March shot me an irritated smirk, "You can't find him. No one can."
A dozen retorts tried to fight their way out of my mouth. The one that ended up winning was, "Why don't you just go and let Sam make him then?"
March turned her eyes back to her phone. "I wanted to. Believe me. But I couldn't. I would not harm him like that and there is a probability that if another seer is found. He will appear. So I need you to locate a potential seer for me with all the conditions met."
That was not what I expected. I probably repeated myself plenty that I had seer blood. The problem is that it takes a certain drive and talent to activate that blood.
The Yoit blood could be active with just training. Seer, however, needed a great lost; a deep hate and a powerful regret. In short, she was asking me to wipe out an entire family and torturing the only survivor. I'll have to repeat the process until a seer is born. And then after that she'd take care to tricker the options for mate bonding.
The problem is she couldn't initiate the process it herself. Bloody hands were bad for the soul and the mating process so March must have seen things that spooked her.
I felt an abrupt twinge of guilt. "That is not on the table. I can offer you a made mate just like Sam's deal. No more no less."
March's lips compressed, and she shook her head. "No."
"In the end, you'll have a dead mate. At least this will prolong the time you'll have together. The longest was over five centuries. That should be enough."
There was a long in her eyes. I sort of understood it but then again. I had felt deep regret parting from Knight and we didn't even have a real bond.

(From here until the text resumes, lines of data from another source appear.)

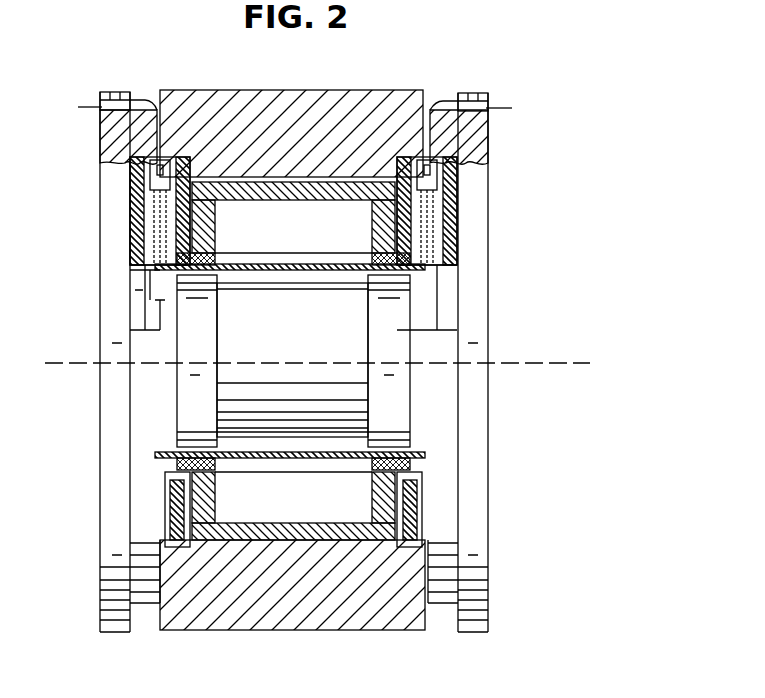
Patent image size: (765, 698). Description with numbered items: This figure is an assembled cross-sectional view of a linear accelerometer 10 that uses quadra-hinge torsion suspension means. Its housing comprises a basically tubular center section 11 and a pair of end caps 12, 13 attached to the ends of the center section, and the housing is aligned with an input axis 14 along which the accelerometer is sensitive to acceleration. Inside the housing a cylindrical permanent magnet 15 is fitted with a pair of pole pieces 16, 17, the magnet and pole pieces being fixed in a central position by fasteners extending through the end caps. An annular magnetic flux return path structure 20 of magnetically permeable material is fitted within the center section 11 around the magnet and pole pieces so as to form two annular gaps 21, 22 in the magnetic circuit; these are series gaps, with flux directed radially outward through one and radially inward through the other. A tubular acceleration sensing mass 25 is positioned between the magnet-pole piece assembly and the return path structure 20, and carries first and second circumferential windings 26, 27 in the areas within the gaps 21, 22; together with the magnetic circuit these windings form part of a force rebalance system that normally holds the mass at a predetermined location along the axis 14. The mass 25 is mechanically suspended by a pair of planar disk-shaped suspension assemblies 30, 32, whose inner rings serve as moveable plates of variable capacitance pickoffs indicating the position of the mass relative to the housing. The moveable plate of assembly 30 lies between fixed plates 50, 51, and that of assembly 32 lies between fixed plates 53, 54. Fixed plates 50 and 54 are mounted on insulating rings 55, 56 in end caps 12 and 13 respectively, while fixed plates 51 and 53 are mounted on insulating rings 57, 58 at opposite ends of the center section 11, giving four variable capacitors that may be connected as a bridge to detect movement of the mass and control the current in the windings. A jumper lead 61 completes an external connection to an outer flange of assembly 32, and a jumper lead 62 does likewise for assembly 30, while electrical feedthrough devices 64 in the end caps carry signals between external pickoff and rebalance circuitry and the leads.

The linear accelerometer 10 is at (190, 72).
The center section 11 is at (257, 90).
The end cap 12 is at (100, 290).
The end cap 13 is at (488, 250).
The input axis 14 is at (530, 363).
The cylindrical permanent magnet 15 is at (298, 440).
The pole piece 16 is at (160, 302).
The pole piece 17 is at (432, 381).
The annular magnetic flux return path structure 20 is at (289, 545).
The annular gap 21 is at (224, 480).
The annular gap 22 is at (362, 478).
The acceleration sensing mass 25 is at (281, 267).
The first circumferential winding 26 is at (193, 450).
The second circumferential winding 27 is at (397, 448).
The suspension assembly 30 is at (157, 98).
The suspension assembly 32 is at (430, 98).
The fixed capacitor plate 50 is at (130, 235).
The fixed capacitor plate 51 is at (203, 247).
The fixed capacitor plate 53 is at (407, 220).
The fixed capacitor plate 54 is at (460, 225).
The insulating ring 55 is at (130, 185).
The insulating ring 56 is at (462, 170).
The insulating ring 57 is at (190, 165).
The insulating ring 58 is at (383, 165).
The jumper lead 61 is at (470, 128).
The jumper lead 62 is at (130, 136).
The electrical feedthrough device 64 is at (108, 94).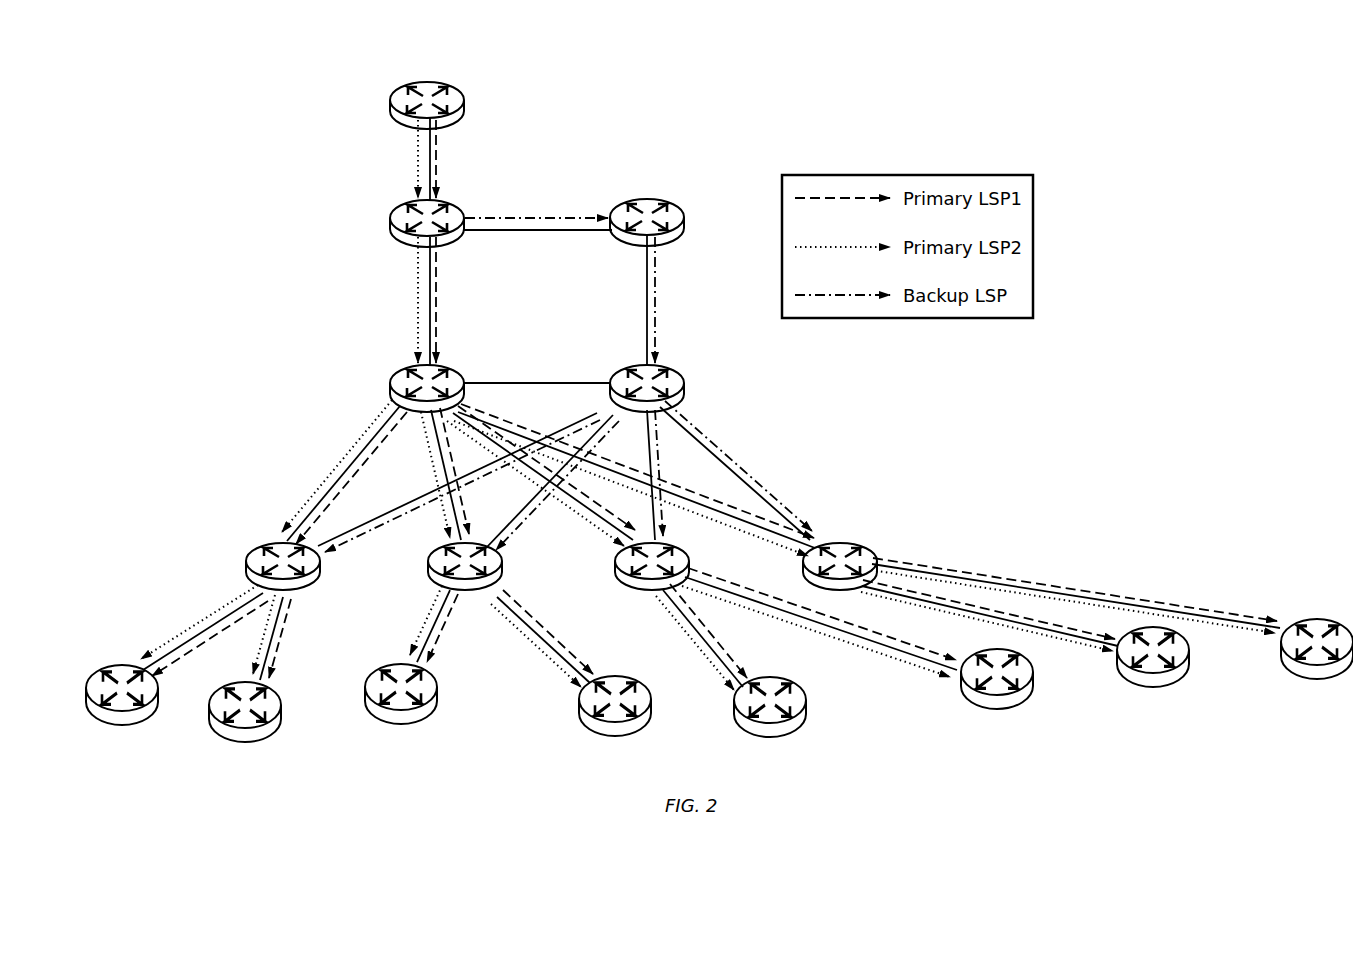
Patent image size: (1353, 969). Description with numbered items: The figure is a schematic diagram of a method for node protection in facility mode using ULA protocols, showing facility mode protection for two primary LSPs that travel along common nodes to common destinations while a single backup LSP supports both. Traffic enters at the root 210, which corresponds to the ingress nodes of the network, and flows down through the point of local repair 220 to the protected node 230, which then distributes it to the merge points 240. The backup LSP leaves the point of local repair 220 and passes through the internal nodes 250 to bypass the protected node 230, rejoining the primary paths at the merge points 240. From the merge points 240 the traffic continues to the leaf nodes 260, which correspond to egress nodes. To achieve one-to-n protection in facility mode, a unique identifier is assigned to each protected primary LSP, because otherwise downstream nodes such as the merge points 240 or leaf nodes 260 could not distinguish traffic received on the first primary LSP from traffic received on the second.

The root 210 is at (389, 99).
The point of local repair (PLR) 220 is at (389, 217).
The protected node 230 is at (389, 382).
The merge points (MPs) 240 is at (247, 552).
The internal nodes 250 is at (684, 216).
The leaf nodes 260 is at (90, 670).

"One thing you're not is stupid, Gene," she confirmed. "But a little too innocent. I want forever. Everyone goes for that because without a mate life is bleak."
The words not spoken but understood was that life was not worth living without a mate. I couldn't understand that part in my thousand years of life I prefered to eat well and live happy. I like eating, drinking and listening to music. I'd probably be sad that my mate died but I think I'll be thankful to be alive and thankful for our time together.